Olivia did not reply. She fingered the card he’d flicked away earlier and returned it to the proper stack. “Did you know his ring was stolen before I asked him about it?”
“Yes. He mentioned it on the way here.”
“Did you believe him?”
“I suspect it was not an entire untruth.”
Her eyes darted to his face. “You are generally more forthright.”
“I think it is safe to assume he lost it in a card game, most likely a crooked one, if my sources are to be credited.” Before she asked about his sources, he told her. “Misters Fairley and Varah. You will remember them, I think.”
“Indeed. So they assist in matters other than the removal of women from their homes. How enterprising they are.”
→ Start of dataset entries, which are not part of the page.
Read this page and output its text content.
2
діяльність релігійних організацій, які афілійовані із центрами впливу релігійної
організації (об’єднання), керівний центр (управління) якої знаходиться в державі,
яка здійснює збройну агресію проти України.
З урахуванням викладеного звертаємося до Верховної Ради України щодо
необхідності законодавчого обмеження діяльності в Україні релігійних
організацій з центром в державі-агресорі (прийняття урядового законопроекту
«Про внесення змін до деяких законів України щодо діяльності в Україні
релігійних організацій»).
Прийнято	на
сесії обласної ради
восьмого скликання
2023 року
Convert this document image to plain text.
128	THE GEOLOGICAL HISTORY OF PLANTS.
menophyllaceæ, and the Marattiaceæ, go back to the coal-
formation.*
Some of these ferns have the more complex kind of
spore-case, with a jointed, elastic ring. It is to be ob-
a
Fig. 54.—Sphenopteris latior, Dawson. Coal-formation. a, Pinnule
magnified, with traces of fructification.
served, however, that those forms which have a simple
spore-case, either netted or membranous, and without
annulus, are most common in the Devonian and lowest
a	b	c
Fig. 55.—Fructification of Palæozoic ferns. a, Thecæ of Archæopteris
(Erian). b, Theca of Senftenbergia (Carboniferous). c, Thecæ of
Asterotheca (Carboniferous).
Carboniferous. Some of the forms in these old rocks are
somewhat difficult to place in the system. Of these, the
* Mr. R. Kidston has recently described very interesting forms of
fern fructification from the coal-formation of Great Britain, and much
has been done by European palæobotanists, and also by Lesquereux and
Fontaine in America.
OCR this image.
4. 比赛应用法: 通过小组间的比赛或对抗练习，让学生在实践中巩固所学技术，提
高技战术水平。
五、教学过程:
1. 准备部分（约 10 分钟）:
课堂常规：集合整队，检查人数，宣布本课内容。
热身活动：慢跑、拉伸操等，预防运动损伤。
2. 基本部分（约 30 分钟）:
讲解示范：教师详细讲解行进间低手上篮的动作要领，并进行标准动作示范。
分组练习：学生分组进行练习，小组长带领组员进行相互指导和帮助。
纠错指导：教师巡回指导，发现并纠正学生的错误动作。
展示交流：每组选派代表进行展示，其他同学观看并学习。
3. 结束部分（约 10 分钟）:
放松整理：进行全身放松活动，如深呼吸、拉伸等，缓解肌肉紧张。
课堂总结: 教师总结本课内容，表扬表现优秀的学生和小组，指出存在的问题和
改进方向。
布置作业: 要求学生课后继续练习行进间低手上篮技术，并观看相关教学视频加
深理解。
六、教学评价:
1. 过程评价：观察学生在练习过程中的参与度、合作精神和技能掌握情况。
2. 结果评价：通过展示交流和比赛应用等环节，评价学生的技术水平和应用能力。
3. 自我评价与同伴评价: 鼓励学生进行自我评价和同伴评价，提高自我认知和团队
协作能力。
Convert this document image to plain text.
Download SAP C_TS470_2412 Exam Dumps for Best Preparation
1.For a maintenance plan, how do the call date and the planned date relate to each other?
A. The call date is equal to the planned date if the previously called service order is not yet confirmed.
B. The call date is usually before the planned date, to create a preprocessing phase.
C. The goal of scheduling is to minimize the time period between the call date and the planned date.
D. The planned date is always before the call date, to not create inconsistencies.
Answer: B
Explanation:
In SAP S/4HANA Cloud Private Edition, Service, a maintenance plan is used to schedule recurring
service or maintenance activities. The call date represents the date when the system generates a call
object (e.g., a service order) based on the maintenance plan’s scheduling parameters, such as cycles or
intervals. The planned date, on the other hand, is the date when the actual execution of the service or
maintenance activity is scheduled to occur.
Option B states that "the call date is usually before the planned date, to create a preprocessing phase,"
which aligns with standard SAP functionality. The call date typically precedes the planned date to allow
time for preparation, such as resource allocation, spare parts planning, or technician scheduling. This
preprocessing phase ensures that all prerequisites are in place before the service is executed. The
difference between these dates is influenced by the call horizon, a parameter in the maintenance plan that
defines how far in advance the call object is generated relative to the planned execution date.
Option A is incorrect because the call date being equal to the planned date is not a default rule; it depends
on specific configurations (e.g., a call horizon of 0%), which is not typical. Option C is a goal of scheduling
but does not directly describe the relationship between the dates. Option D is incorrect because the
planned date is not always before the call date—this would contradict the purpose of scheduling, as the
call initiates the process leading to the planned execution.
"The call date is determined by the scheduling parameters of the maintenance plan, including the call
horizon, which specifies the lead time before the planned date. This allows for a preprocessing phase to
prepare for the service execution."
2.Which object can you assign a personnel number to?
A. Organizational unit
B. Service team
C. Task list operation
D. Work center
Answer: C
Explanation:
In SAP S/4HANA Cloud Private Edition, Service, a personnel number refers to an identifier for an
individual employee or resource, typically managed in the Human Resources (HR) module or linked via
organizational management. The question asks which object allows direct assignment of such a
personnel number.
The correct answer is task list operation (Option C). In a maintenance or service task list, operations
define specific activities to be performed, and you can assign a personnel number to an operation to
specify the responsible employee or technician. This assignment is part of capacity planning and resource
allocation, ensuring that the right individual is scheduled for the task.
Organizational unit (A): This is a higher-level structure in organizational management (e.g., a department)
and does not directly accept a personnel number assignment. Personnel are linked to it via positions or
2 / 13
“On occasion. They observed your brother on successive nights at Crocker’s club, deep in his cups and light in his pockets.
I did not know then that he was in London, so their intelligence was appreciated.
Do you recall that I told you about Crocker?
He operates one of the lowest circles of Dante’s hell.
It was most unwise of Alastair to set any money down there, particularly unwise that it should have been at faro. Crocker’s dealer uses a box.”
She had yet another reason to shake her head sadly at Alastair’s judgment. “A good player knows when a box has been rigged.”
“Perhaps. I am quite certain you would. I’ve watched you track every card played, so I know you are entirely capable of seeing the deception, but your brother was already in desperate straits and unlikely to have been watching much beyond his own dwindling reserves.”
Olivia slowly turned over three cards and made her play while her mind was otherwise engaged. “If Alastair was desperate, it wasn’t because he wanted to honor the debt he owed you. He already had determined that he would not return for me.”
Griffin could not fault her conclusion. “That seems to be the hard truth,” he said quietly.
She was oddly grateful that he did not pretend it was otherwise.
“Your eight of spades plays on the nine of hearts.”
“What?”
He pointed out the move she was going to miss if she turned the cards again.